Dopo Colombo, Mameli: la sinistra colpisce ancora

di Paolo Falliro

Il vignettista Vauro rilancia la proposta dei partiti di sinistra di accompagnare Bella Ciao all’Inno di Mameli: “Fosse per me Bella Ciao sostituirebbe addirittura l’Inno di Mameli – ha detto all’Adnkronos – intanto perché più bella; inoltre perché è veramente una canzone della Repubblica italiana nata dalla resistenza anti fascista; infine perché è un inno alla libertà, adottato in tutto il mondo e cantato in più lingue”.

Vauro studi la storia, capirà che l’Inno di Mameli vale più di altre strofe per mille e più motivi. Scritto nel 1847 dal patriota genovese Goffredo Mameli, con la musica di Michele Novaro, l’Inno che il vignettista vorrebbe pensionare è invece il vero punto di raccordo unitario. Ma dal momento che certa presunta intellighenzia di sinistra ritiene di avere un grosso bagaglio culturale, ecco che è necessario imboccar loro la storia, quella vera, non quella scritta da chi nel dopoguerra si “prese” scuole e università.

Lo sforzo di Mameli è stato quello di cucire un desiderio di raccogliersi sotto un’unica bandiera, quella rappresentata dagli ideali di un’Italia che, nel 1848, era ancora divisa in sette Stati: ovvero Regno delle due Sicilie, Stato Pontificio, Regno di Sardegna, Granducato di Toscana, Regno Lombardo-Veneto, Ducato di Parma, Ducato di Modena. Pregiato, poi, è il richiamo alle armi, quindi all’essere pronti a perdere la vita per un ideale, e quello a Legnano, a cui anela ogni città italiana: lì nel 1176 i comuni lombardi respinsero l’imperatore Federico Barbarossa.

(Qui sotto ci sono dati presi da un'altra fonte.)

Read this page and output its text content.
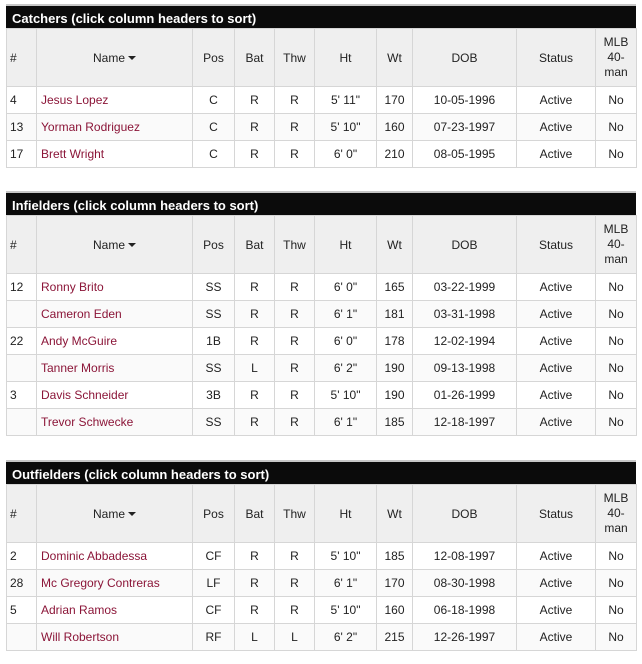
Catchers (click column headers to sort)
#	Name	Pos	Bat	Thw	Ht	Wt	DOB	Status	MLB
40-
man

4	Jesus Lopez	C	R	R	5' 11"	170	10-05-1996	Active	No
13	Yorman Rodriguez	C	R	R	5' 10"	160	07-23-1997	Active	No
17	Brett Wright	C	R	R	6' 0"	210	08-05-1995	Active	No
Infielders (click column headers to sort)
#	Name	Pos	Bat	Thw	Ht	Wt	DOB	Status	MLB
40-
man

12	Ronny Brito	SS	R	R	6' 0"	165	03-22-1999	Active	No
	Cameron Eden	SS	R	R	6' 1"	181	03-31-1998	Active	No
22	Andy McGuire	1B	R	R	6' 0"	178	12-02-1994	Active	No
	Tanner Morris	SS	L	R	6' 2"	190	09-13-1998	Active	No
3	Davis Schneider	3B	R	R	5' 10"	190	01-26-1999	Active	No
	Trevor Schwecke	SS	R	R	6' 1"	185	12-18-1997	Active	No
Outfielders (click column headers to sort)
#	Name	Pos	Bat	Thw	Ht	Wt	DOB	Status	MLB
40-
man

2	Dominic Abbadessa	CF	R	R	5' 10"	185	12-08-1997	Active	No
28	Mc Gregory Contreras	LF	R	R	6' 1"	170	08-30-1998	Active	No
5	Adrian Ramos	CF	R	R	5' 10"	160	06-18-1998	Active	No
	Will Robertson	RF	L	L	6' 2"	215	12-26-1997	Active	No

Più in generale e uscendo dalla nicchia prettamente storica, colpisce delle sciatte parole di Vauro lo spregio per il passato, per chi ha sacrificato la vita sull’altare di un paese, per quell’unità di intenti che la sinistra, solo a parole, teorizza sbandierando di avere la verità in tasca. Qualcuno vorrebbe ancora una volta riscrivere la storia, plasmarla come la plastelina, a proprio piacimento così come facevano alcuni vecchi regimi guidati dal dittatore di turno.

E’il grande limite della sinistra, quello che portato al default dei partiti socialdemocratici in mezza Europa: l’ipocrisia di annunciare a parole un mondo migliore, che si scontra con il frutto delle proprie azioni. E’ sufficiente analizzare i risultati delle suddette politiche, quelle stesse che vogliono cancellare la storia di Cristoforo Colombo, l’inno di Mameli, la filosofia ellenica. Sono i deliri di pezzetti di classe dirigente imbevuta di vetero-ideologismo, che ha esaurito spunti e idee. E procede solo alla cieca.

Ha ragione Ignazio La Russa, vicepresidente del Senato, quado osserva che ‘Bella ciao’ non può sostituire il canto ‘Fratelli d’Italia’. “Sto ancora aspettando che il testo di Fratelli d’Italia si insegni a scuola, c’è una legge che lo prevede ma nessuno lo fa. Se proprio si vuole tornare indietro nella storia c’è la canzone del Piave per ricordare i caduti della guerra”.